Our series “Future by Lund’s new normal” continues with project manager Katarina Scott, who is fascinated by how a crisis can develop people’s and authorities’ ability to collaborate and be constructive – such as with Lundasupport, where traders receive support during the crisis. Another observation is how good it can be to continue to hold certain types of meeting digitally – but that in other meetings you must meet in person to create the conditions for creativity and trust.
During spring, the pandemic has meant that much of what we knew previously has changed. What strategies has been successful to cope with the crisis and what is important to consider when society is finally resumed when the crisis is over? Future by Lund has recently started an interview series within our network to look for Future by Lund’s new normal. We highlight the expertise in our close surroundings so that together we can prepare ourselves for the future and ascertain what the crisis has meant from an innovation perspective. Do you know any person who has the knowledge and points of view that can be interesting for us to share?
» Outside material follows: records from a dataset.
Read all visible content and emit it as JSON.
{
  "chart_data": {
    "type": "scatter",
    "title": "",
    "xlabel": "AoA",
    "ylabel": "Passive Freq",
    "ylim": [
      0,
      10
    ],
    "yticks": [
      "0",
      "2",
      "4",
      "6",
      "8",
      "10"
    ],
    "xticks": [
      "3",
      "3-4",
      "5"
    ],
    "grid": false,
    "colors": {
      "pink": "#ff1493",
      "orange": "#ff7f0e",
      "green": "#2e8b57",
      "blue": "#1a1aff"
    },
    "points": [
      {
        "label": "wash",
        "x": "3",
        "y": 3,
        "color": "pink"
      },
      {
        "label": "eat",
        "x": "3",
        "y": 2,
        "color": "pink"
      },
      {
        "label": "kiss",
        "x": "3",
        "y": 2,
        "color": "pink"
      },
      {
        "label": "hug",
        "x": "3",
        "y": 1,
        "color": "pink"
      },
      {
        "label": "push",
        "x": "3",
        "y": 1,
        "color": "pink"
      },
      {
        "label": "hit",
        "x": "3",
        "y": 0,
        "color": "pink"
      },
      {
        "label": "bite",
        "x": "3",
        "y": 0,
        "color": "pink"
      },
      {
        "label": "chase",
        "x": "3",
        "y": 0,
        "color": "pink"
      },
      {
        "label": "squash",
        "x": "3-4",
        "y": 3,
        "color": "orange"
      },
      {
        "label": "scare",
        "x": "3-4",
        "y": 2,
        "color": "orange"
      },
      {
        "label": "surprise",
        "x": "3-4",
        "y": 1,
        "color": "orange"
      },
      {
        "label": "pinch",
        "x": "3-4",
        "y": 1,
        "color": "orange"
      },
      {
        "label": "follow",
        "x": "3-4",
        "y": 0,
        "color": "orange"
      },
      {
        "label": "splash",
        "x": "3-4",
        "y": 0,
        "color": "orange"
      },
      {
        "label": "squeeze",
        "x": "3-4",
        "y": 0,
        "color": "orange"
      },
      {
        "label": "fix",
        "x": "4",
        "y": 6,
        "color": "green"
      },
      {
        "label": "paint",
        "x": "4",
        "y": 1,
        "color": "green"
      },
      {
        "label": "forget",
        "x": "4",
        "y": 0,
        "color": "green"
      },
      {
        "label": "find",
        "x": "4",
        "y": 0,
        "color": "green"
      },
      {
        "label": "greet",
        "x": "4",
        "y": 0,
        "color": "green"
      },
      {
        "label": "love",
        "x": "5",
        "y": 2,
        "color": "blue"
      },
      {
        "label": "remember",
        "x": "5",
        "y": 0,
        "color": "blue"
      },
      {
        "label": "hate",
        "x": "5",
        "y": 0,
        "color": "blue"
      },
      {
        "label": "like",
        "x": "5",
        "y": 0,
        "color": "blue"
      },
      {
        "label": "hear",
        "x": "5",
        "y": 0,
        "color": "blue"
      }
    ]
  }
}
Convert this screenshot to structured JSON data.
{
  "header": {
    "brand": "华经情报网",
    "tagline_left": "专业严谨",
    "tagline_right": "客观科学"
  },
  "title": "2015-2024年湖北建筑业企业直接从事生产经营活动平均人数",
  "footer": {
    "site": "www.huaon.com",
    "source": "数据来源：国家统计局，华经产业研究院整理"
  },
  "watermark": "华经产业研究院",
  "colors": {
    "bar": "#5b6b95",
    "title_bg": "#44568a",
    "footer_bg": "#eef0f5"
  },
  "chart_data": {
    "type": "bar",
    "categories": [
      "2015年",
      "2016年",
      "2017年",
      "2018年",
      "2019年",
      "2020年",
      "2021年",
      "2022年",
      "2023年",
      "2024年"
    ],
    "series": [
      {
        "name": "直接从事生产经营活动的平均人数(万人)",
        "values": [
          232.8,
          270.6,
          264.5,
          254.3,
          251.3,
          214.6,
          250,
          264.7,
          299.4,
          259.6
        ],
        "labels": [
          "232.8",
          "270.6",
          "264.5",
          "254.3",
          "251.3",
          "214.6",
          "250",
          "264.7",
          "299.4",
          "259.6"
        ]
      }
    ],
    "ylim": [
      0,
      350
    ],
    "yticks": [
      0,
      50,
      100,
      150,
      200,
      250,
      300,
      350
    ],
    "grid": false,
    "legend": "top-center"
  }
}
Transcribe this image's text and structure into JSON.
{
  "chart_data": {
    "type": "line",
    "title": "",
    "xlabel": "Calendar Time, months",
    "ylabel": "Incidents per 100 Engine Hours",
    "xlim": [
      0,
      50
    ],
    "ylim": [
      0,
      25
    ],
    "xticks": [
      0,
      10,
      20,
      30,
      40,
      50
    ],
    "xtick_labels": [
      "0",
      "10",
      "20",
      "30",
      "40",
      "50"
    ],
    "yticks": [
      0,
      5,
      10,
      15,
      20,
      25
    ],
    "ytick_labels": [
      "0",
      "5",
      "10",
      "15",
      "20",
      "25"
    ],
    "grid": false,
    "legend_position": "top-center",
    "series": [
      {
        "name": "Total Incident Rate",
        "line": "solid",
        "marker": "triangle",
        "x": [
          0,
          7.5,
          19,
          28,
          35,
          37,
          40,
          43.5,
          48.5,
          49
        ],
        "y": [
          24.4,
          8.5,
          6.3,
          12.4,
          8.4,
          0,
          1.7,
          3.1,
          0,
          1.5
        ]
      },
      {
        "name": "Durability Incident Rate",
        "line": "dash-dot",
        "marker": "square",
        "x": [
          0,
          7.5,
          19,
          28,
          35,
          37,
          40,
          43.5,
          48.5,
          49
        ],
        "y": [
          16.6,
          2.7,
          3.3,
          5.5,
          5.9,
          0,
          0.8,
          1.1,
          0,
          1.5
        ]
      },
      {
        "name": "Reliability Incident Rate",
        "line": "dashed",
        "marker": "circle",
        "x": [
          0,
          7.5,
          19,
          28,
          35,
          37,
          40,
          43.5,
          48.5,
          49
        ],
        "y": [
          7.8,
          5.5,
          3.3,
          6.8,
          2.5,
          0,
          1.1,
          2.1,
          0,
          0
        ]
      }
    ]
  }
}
Send your suggestions for people to interview to email@example.com
Katarina Scott has extensive experience within the cultural and creative industries together with entrepreneurship and innovations. Her specialty is to stitch together solutions in connection with business models, economics, operations, and organization. In addition, she has experience working internationally, both on large European projects and with places in other countries, including Italy and Mexico.
In the spring of 2020 restrictions were placed on the number of participants at public gatherings and public events. Among other things, this affected the cultural and creative industries.
– It took only a few days from the time restrictions came into effect that the first studios found the opportunity to show culture digitally. In the field of entrepreneurship, many quickly held discussions about how to exchange or borrow things from each other or to pool common resources. Many people offered to buy things for those who needed it most. When there was an opportunity on a personal level they acted quickly. It is fascinating to see that when we end up in a crisis and have a common goal it is easy to co-operate and to be constructive. You may not have the answer, but everyone has the desire to be involved and take one step at a time.
The willingness to co-operate and do things in a new way was also felt at the regional and municipal level.
– I think that I have noticed more dialogue between different levels and instances, so that information has been gathered to make it easier to do the right thing. At the municipal level, within areas such as culture and business enterprise, information has been collected about permits, environment, financing and so on from a single place rather than from different places as it usually is. They have joined forces with the intention of fixing something to make it easier for someone. At the system level, it has therefore become more mission oriented.
Part of the work that Katarina does at Future by Lund is about increasing organizations’ ability to find ways to collaborate and make common solutions. How do we enhance our ability to see new solutions?
– As terrible that a crisis is, it triggers as much power in us as individuals. We are looking for solutions that work and do not just focus on the problem. One way is to listen more and ask more questions, which enhances our ability to step out of the polarization.
During the crisis Lundasupport was launched – where the innovation and entrepreneur system in Lund collaborates to help businesses in Lund municipality. Lundasupport gives the opportunity for traders to call anonymously and come into contact with business advisors.
– Even if all the information is available online, you must understand that when there is a crisis, filling out forms may not be the way to go but rather a phone call. This is about being a little less argumentative and to listen more carefully in order to target what it is that you want to happen.
Another observation relates to Katarina’s work with various European projects and the contact she has with colleagues who have been quarantined in other countries.
– I have noticed that the cross-chat, the dialogue that takes place between us in our social network each day, has disappeared in the quarantine. The global outlook shrinks when you are sitting in your room and can only have exchanges via digital means. If you take that experience and think the opposite way – about what a person can do to generate more ideas, so then to be more contextual, is when you can overhear things and expose yourself to emotions, experiences, situations and techniques that you have not known before.
In recent months, the number of digital meetings has increased exponentially. This insight is something that Katarina wants to explore further after the crisis.
– We realize now that we do not need to travel to Stockholm for simple things that can be handled digitally. The question now is what qualities do we want from real meetings – perhaps it is more about deepening knowledge, creating relationships, and increasing trust? We can find fantastic combinations between the digital and physical meeting in a new way. For some students, home-schooling has been quite good, but for others they have not performed at all. Different ways of doing things affects the quality and result. Another question is how we recapture international communications and recreate our togetherness with those who are further away. During this crisis we have learnt that it is people who create solutions despite the systems – now we must bring people together again.